World
Indonesia plans AI push for Prabowo's free-meals program
Indonesia is preparing to push artificial intelligence into the center of President Prabowo Subianto’s domestic agenda, including the $15 billion free-meals program that has become a signature promise of his administration. The plan, laid out in a draft presidential regulation, would direct ministries and regional governments to adopt AI from 2026 through 2029, linking the technology not just to growth goals but to the day-to-day mechanics of public service delivery.
That makes the free-meals program the clearest test of whether Indonesia can move from AI rhetoric to responsible governance. Under the draft, AI would be used to design region-specific menus, monitor kitchen hygiene, predict food demand, detect irregularities and integrate health data for early warnings of emergencies. The promise is ambitious: a state tool meant to improve nutrition delivery, public health oversight and administrative efficiency at national scale. The risk is equally plain. Such a system would depend on clean data, reliable reporting, disciplined procurement and oversight strong enough to catch errors before they ripple through schools, kitchens and local offices.

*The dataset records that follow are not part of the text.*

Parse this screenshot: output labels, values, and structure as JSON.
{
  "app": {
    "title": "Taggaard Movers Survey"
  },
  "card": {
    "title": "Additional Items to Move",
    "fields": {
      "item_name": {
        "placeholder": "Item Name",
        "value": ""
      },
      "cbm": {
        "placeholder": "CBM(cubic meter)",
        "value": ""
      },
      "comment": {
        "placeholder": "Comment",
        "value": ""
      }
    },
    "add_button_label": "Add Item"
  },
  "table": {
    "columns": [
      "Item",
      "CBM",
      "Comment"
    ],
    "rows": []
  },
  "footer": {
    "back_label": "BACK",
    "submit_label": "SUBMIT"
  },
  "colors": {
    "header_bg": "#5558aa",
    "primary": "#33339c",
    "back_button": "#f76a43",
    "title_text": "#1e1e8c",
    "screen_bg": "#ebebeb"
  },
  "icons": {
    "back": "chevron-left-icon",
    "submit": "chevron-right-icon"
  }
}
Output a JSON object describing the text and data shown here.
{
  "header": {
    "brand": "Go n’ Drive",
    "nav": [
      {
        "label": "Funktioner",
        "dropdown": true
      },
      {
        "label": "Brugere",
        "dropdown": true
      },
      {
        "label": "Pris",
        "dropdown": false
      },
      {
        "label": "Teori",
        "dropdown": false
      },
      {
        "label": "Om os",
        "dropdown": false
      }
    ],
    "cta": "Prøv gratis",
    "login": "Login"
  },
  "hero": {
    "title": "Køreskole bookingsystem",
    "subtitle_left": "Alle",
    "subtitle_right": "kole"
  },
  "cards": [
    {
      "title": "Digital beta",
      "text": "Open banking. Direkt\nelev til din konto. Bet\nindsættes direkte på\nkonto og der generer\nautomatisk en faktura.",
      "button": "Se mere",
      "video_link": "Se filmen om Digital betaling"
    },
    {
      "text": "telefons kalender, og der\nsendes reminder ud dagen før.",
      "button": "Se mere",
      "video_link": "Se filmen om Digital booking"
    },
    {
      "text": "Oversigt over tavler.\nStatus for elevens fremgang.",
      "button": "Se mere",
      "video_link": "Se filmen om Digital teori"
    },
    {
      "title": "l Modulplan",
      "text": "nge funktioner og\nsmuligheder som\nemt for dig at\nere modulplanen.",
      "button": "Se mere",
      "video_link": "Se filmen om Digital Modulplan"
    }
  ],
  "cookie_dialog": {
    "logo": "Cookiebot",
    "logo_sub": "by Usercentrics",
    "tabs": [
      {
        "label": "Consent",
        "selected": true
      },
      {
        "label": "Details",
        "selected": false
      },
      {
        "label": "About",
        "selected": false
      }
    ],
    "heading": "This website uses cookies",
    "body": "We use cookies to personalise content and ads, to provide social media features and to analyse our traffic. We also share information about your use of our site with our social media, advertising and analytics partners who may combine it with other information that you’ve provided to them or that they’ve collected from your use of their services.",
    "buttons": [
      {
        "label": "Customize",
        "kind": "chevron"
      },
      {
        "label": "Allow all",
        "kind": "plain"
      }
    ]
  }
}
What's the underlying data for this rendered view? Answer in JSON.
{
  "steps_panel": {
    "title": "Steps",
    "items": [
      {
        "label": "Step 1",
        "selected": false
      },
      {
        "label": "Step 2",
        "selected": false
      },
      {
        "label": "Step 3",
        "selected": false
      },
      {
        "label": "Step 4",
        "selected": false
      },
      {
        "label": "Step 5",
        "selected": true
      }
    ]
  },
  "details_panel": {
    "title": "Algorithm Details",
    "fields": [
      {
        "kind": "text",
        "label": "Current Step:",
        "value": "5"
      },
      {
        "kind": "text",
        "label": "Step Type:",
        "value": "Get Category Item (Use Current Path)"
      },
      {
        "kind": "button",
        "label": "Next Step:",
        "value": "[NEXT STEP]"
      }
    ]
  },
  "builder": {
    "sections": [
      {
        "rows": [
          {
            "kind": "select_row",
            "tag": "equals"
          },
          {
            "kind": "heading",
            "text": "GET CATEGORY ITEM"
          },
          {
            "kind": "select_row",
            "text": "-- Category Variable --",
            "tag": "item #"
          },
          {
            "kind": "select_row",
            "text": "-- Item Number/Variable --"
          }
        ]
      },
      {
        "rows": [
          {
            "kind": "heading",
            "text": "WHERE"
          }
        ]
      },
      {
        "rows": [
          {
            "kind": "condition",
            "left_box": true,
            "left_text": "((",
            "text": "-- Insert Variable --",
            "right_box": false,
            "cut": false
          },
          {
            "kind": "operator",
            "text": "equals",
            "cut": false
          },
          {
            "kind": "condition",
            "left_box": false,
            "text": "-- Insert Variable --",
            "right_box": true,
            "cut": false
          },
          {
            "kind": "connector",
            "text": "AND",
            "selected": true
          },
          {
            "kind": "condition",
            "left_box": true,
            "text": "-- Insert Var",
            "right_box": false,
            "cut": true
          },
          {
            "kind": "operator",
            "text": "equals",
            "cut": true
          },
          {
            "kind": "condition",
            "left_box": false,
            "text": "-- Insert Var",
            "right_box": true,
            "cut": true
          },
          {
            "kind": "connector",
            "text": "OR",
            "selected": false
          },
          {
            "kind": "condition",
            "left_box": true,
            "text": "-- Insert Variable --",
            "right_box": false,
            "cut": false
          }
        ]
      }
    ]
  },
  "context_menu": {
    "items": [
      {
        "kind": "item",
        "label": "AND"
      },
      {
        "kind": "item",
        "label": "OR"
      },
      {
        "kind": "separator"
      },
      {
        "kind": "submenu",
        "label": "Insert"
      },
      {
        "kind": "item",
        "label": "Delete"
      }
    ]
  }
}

The strategy is still awaiting Prabowo’s signature, so it remains a formative proposal rather than an enacted policy. Even so, officials believe the move could help lift Indonesia’s gross domestic product by 12% by 2030. That economic ambition sits beside a harder truth: Indonesia remains behind Singapore and Malaysia in the regional AI race, suggesting the country is trying to use policy to close a gap that technology alone will not fix.
A professor quoted in the reporting warned that Indonesia is not yet competitive in AI and may end up mostly consuming products built by foreign companies, with the government’s rhetoric running ahead of delivery. That critique cuts to the institutional question at the heart of the plan. If ministries and local governments cannot standardize data, verify vendors and protect public money, AI could become another expensive layer on top of weak administration rather than a remedy for it.

The push also reflects a wider contest across Southeast Asia, where governments are trying to position themselves as development hubs and attract billions of dollars from global tech firms building cloud and AI infrastructure. In Indonesia, that competition has become a test of state capacity as much as innovation. The free-meals program may be the most visible place to see whether AI can help modernize government, or whether it simply exposes how fragile the machinery of public delivery still is.